Introduction : Au-delà du Hasard
Les tirs au but sont une méthode utilisée pour départager deux équipes lorsque le score reste égal après la prolongation dans un match à élimination directe. Cette séance consiste en une série de tirs alternés, où chaque équipe désigne cinq tireurs qui tentent de marquer face au gardien adverse. Mais est-ce réellement une question de hasard, ou une épreuve où la préparation mentale et stratégique joue un rôle déterminant ?
Genèse des Tirs au But : De l'Esprit Sportif à la Nécessité
En 1957, les tirs au but furent créés en Espagne, lors du tournoi amical de Ramon de Carranza, dans le but de favoriser l’esprit sportif et d’éviter que la victoire (ou l’échec) soit déterminé par le hasard. En effet, jusque-là, le résultat de la rencontre sans victoire était décidé à pile ou face. Les deux capitaines, accompagnés de l’arbitre, partaient s’enfermer dans le vestiaire et décidaient du sort du match en lançant une pièce de monnaie. L’équiprobabilité était garantie mais le spectacle et l’intensité du sport oubliés.
L’organe officiel des règles de la FIFA, le Board, décida, en 1970, de généraliser la séance de tirs au but, cinq face-à-face à l’issue indécise, afin d’améliorer l’incertitude et la dynamique, de « redonner ses lettres de Noblesse au sport ». Beaucoup d’observateurs du sport, et du football en particulier, avaient un très mauvais souvenir du pile ou face. Oui : dans le tirage au sort par pile ou face, il s’agissait auparavant d’un parfait « 50/50 » en termes de probabilité, un parfait jeu équiprobable, sans aucune reconnaissance des faits de jeu antérieurs.
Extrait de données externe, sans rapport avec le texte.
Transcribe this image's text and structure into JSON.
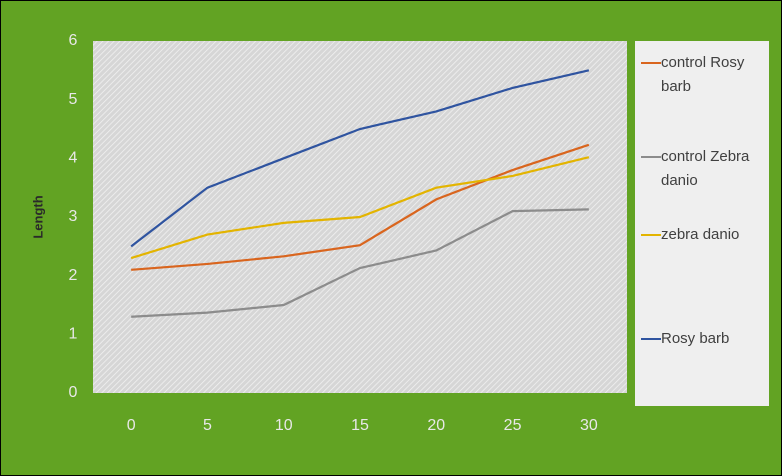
{
  "chart_data": {
    "type": "line",
    "y_label": "Length",
    "x": [
      0,
      5,
      10,
      15,
      20,
      25,
      30
    ],
    "xlim": [
      -2.5,
      32.5
    ],
    "xticks": [
      0,
      5,
      10,
      15,
      20,
      25,
      30
    ],
    "ylim": [
      0,
      6
    ],
    "yticks": [
      0,
      1,
      2,
      3,
      4,
      5,
      6
    ],
    "series": [
      {
        "name": "control Rosy barb",
        "color": "#d9651e",
        "values": [
          2.1,
          2.2,
          2.33,
          2.52,
          3.3,
          3.8,
          4.23
        ]
      },
      {
        "name": "control  Zebra danio",
        "color": "#8c8c8c",
        "values": [
          1.3,
          1.37,
          1.5,
          2.13,
          2.43,
          3.1,
          3.13
        ]
      },
      {
        "name": "zebra danio",
        "color": "#e3b400",
        "values": [
          2.3,
          2.7,
          2.9,
          3.0,
          3.5,
          3.7,
          4.02
        ]
      },
      {
        "name": "Rosy barb",
        "color": "#2f54a0",
        "values": [
          2.5,
          3.5,
          4.0,
          4.5,
          4.8,
          5.2,
          5.5
        ]
      }
    ]
  }
}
Tout était remis à égalité, tout le monde pouvait battre tout le monde. Mais le jeu ne prenait pas le dessus, seuls comptaient la chance, le destin et le hasard.
Les Règles Fondamentales des Tirs au But
Les tirs au but représentent une méthode décisive pour départager les équipes lors des matchs éliminatoires. Ils se déroulent selon des règles bien précises et nécessitent une préparation mentale et technique spécifique pour les joueurs.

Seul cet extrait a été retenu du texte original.